With April 15th having come and gone, you're no doubt breathing a sigh of relief (assuming you filed by the deadline, of course). But even though the sun has set on tax season, the IRS never stops working. Why this should concern you is a mystery until you open your mailbox one bright, sunny afternoon and find an official government notice peeking back. It won't bite, but it's likely to ruin your day.
If you've never had a tax problem before, you may not be aware that issues are often assessed long after you file your return…sometimes delayed by a couple of years. At the earliest, though, you may receive notice within a few months. What it will say depends on precisely what issue the IRS has with your tax return. No matter the message, though, there are a few basic measures to ensure a swift resolution.

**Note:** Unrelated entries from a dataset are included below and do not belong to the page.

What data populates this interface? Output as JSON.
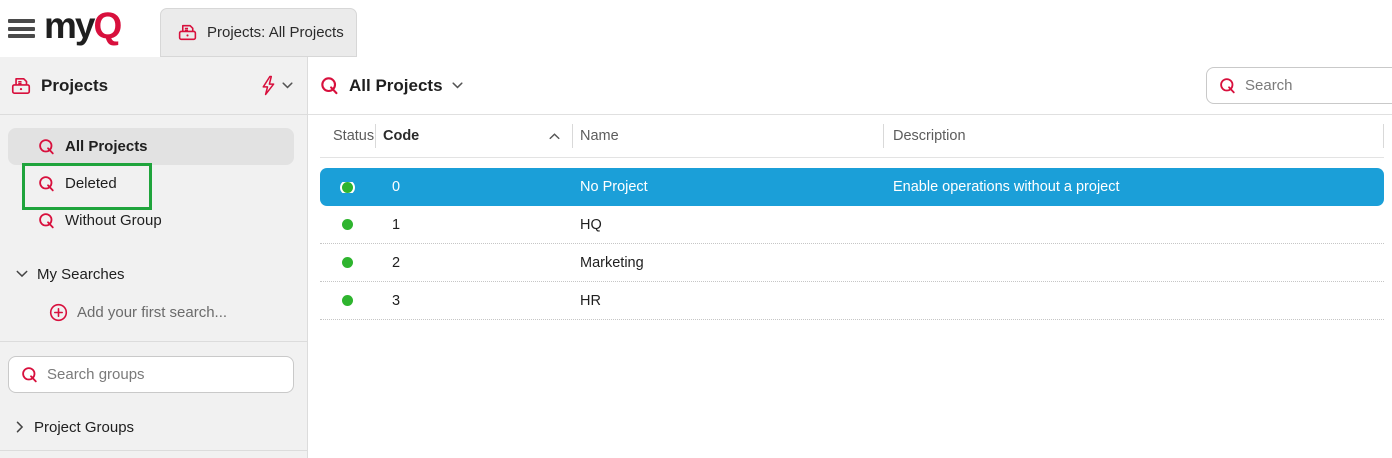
{
  "brand": {
    "logo_my": "my",
    "logo_q": "Q"
  },
  "topbar": {
    "tab_label": "Projects: All Projects"
  },
  "sidebar": {
    "title": "Projects",
    "search_items": [
      {
        "label": "All Projects",
        "selected": true,
        "annotated": false
      },
      {
        "label": "Deleted",
        "selected": false,
        "annotated": true
      },
      {
        "label": "Without Group",
        "selected": false,
        "annotated": false
      }
    ],
    "my_searches_label": "My Searches",
    "add_first_search_label": "Add your first search...",
    "search_groups_placeholder": "Search groups",
    "project_groups_label": "Project Groups"
  },
  "main": {
    "title": "All Projects",
    "search_placeholder": "Search",
    "table": {
      "columns": [
        "Status",
        "Code",
        "Name",
        "Description"
      ],
      "sort": {
        "column": "Code",
        "direction": "asc"
      },
      "rows": [
        {
          "status": "active",
          "code": "0",
          "name": "No Project",
          "description": "Enable operations without a project",
          "selected": true
        },
        {
          "status": "active",
          "code": "1",
          "name": "HQ",
          "description": "",
          "selected": false
        },
        {
          "status": "active",
          "code": "2",
          "name": "Marketing",
          "description": "",
          "selected": false
        },
        {
          "status": "active",
          "code": "3",
          "name": "HR",
          "description": "",
          "selected": false
        }
      ]
    }
  },
  "colors": {
    "brand_red": "#d8103d",
    "selection_blue": "#1b9fd8",
    "status_green": "#2eb42e",
    "annotation_green": "#1fa43c"
  }
}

Your first instinct may be to shred or trash an IRS letter without ever looking at it. Don't. This will not make the problem go away. Keep in mind that the IRS may merely want you to clarify information on your return. Even if it is a notice of an assessed balance, it's not the end of the world. Whatever happens, keep your wits about you and proceed cautiously.

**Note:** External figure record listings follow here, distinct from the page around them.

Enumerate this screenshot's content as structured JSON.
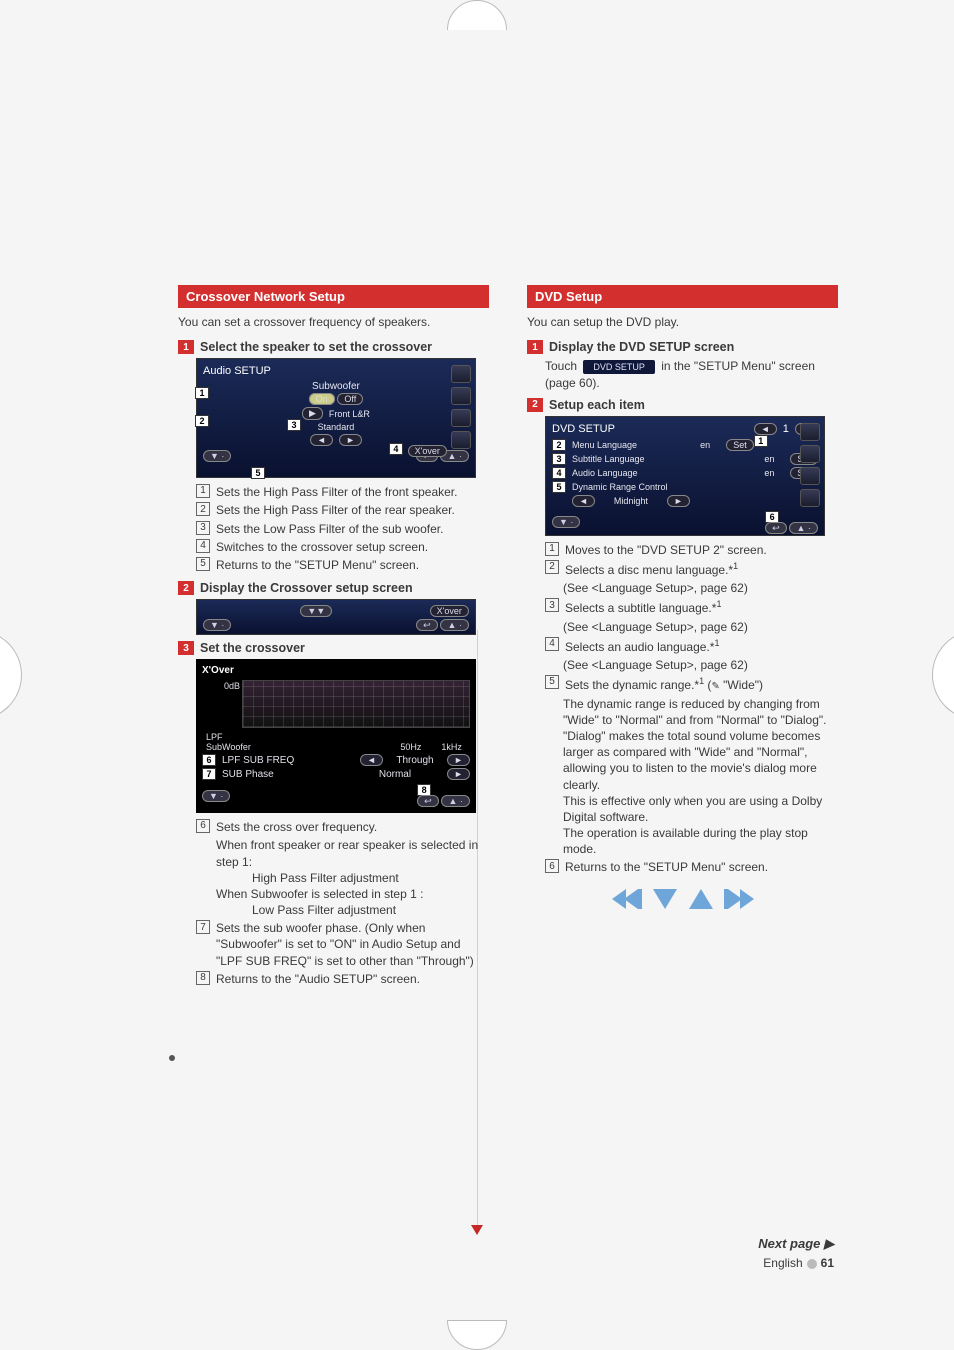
{
  "left": {
    "section_title": "Crossover Network Setup",
    "intro": "You can set a crossover frequency of speakers.",
    "step1": {
      "num": "1",
      "title": "Select the speaker to set the crossover"
    },
    "shot1": {
      "title": "Audio SETUP",
      "sub_label": "Subwoofer",
      "onoff_on": "On",
      "onoff_off": "Off",
      "front": "Front L&R",
      "standard": "Standard",
      "xover_btn": "X'over",
      "c1": "1",
      "c2": "2",
      "c3": "3",
      "c4": "4",
      "c5": "5"
    },
    "list1": [
      {
        "n": "1",
        "t": "Sets the High Pass Filter of the front speaker."
      },
      {
        "n": "2",
        "t": "Sets the High Pass Filter of the rear speaker."
      },
      {
        "n": "3",
        "t": "Sets the Low Pass Filter of the sub woofer."
      },
      {
        "n": "4",
        "t": "Switches to the crossover setup screen."
      },
      {
        "n": "5",
        "t": "Returns to the \"SETUP Menu\" screen."
      }
    ],
    "step2": {
      "num": "2",
      "title": "Display the Crossover setup screen"
    },
    "shot2": {
      "xover": "X'over"
    },
    "step3": {
      "num": "3",
      "title": "Set the crossover"
    },
    "shot3": {
      "title": "X'Over",
      "db": "0dB",
      "lpf": "LPF",
      "sub": "SubWoofer",
      "hzl": "50Hz",
      "hzr": "1kHz",
      "row1_label": "LPF SUB FREQ",
      "row1_val": "Through",
      "row2_label": "SUB Phase",
      "row2_val": "Normal",
      "c6": "6",
      "c7": "7",
      "c8": "8"
    },
    "list2": [
      {
        "n": "6",
        "t": "Sets the cross over frequency.",
        "sub": [
          "When front speaker or rear speaker is selected in step 1:",
          "High Pass Filter adjustment",
          "When Subwoofer is selected in step 1 :",
          "Low Pass Filter adjustment"
        ]
      },
      {
        "n": "7",
        "t": "Sets the sub woofer phase. (Only when \"Subwoofer\" is set to \"ON\" in Audio Setup and \"LPF SUB FREQ\" is set to other than \"Through\")"
      },
      {
        "n": "8",
        "t": "Returns to the \"Audio SETUP\" screen."
      }
    ]
  },
  "right": {
    "section_title": "DVD Setup",
    "intro": "You can setup the DVD play.",
    "step1": {
      "num": "1",
      "title": "Display the DVD SETUP screen"
    },
    "touch_label": "Touch",
    "touch_btn": "DVD SETUP",
    "touch_after": " in the \"SETUP Menu\" screen (page 60).",
    "step2": {
      "num": "2",
      "title": "Setup each item"
    },
    "shot": {
      "title": "DVD SETUP",
      "rows": [
        {
          "label": "Menu Language",
          "val": "en",
          "btn": "Set",
          "c": "2"
        },
        {
          "label": "Subtitle Language",
          "val": "en",
          "btn": "Set",
          "c": "3"
        },
        {
          "label": "Audio Language",
          "val": "en",
          "btn": "Set",
          "c": "4"
        }
      ],
      "drc": "Dynamic Range Control",
      "drc_val": "Midnight",
      "drc_c": "5",
      "c1": "1",
      "c6": "6"
    },
    "list": [
      {
        "n": "1",
        "t": "Moves to the \"DVD SETUP 2\" screen."
      },
      {
        "n": "2",
        "t": "Selects a disc menu language.*",
        "s": "1",
        "sub": "(See <Language Setup>, page 62)"
      },
      {
        "n": "3",
        "t": "Selects a subtitle language.*",
        "s": "1",
        "sub": "(See <Language Setup>, page 62)"
      },
      {
        "n": "4",
        "t": "Selects an audio language.*",
        "s": "1",
        "sub": "(See <Language Setup>, page 62)"
      },
      {
        "n": "5",
        "t": "Sets the dynamic range.*",
        "s": "1",
        "pen": " \"Wide\")",
        "body": "The dynamic range is reduced by changing from \"Wide\" to \"Normal\" and from \"Normal\" to \"Dialog\". \"Dialog\" makes the total sound volume becomes larger as compared with \"Wide\" and \"Normal\", allowing you to listen to the movie's dialog more clearly.",
        "body2": "This is effective only when you are using a Dolby Digital software.",
        "body3": "The operation is available during the play stop mode."
      },
      {
        "n": "6",
        "t": "Returns to the \"SETUP Menu\" screen."
      }
    ]
  },
  "footer": {
    "next": "Next page ",
    "english": "English",
    "page": "61",
    "tri": "▶"
  }
}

You'll be asked to respond to the request for information, or perhaps prompted to contest a proposed liability. Carefully review your records for the tax issue in question and consult with a tax professional, if necessary. You may immediately understand why the IRS has reached out to you; if this is the case, respond promptly and accurately. Failing to reply will only invite further IRS correspondence and won't bring you any closer to resolving the matter.
Assessing the Situation
If there is a balance due and it is accurate, you'll have to determine how to handle it. Your best course of action, if it is within your means, is to simply write a check for the full amount. Any balance owed to the IRS increases monthly with additional penalties and interest. The longer you wait, the more you pay. Alternatively, the balance may be more than you can comfortably handle at once, or at all. If this is the case, you'll want to explore repayment options.

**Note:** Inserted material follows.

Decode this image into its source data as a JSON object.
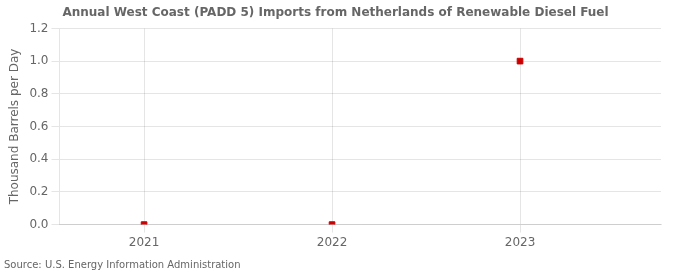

The IRS wants you to pay as quickly as possible, but they will accept a structured agreement, if necessary. You will more than likely qualify for an installment agreement, allowing you to pay back your debt over a period of months or even years. The penalties and interest continue to accrue, however, so bear that in mind when you're considering the terms of the agreement. If you're completely unable to pay anything toward your balance, you may qualify for Currently Not Collectible Status. This prevents the IRS from taking collection action against you until your financial situation improves.
Seek Professional Assistance
Negotiating with the IRS over payment plans and what you can actually afford can be tricky. It may be in your best interest to seek the assistance of a licensed tax professional. Reputable tax resolution companies offer free consultations, so there's no harm in getting a second opinion. Ultimately, having a professional handle your case may be your safest bet for a smooth resolution. Remember, just because you have a surprise tax debt doesn't mean you can't respond with a certain amount of preparedness.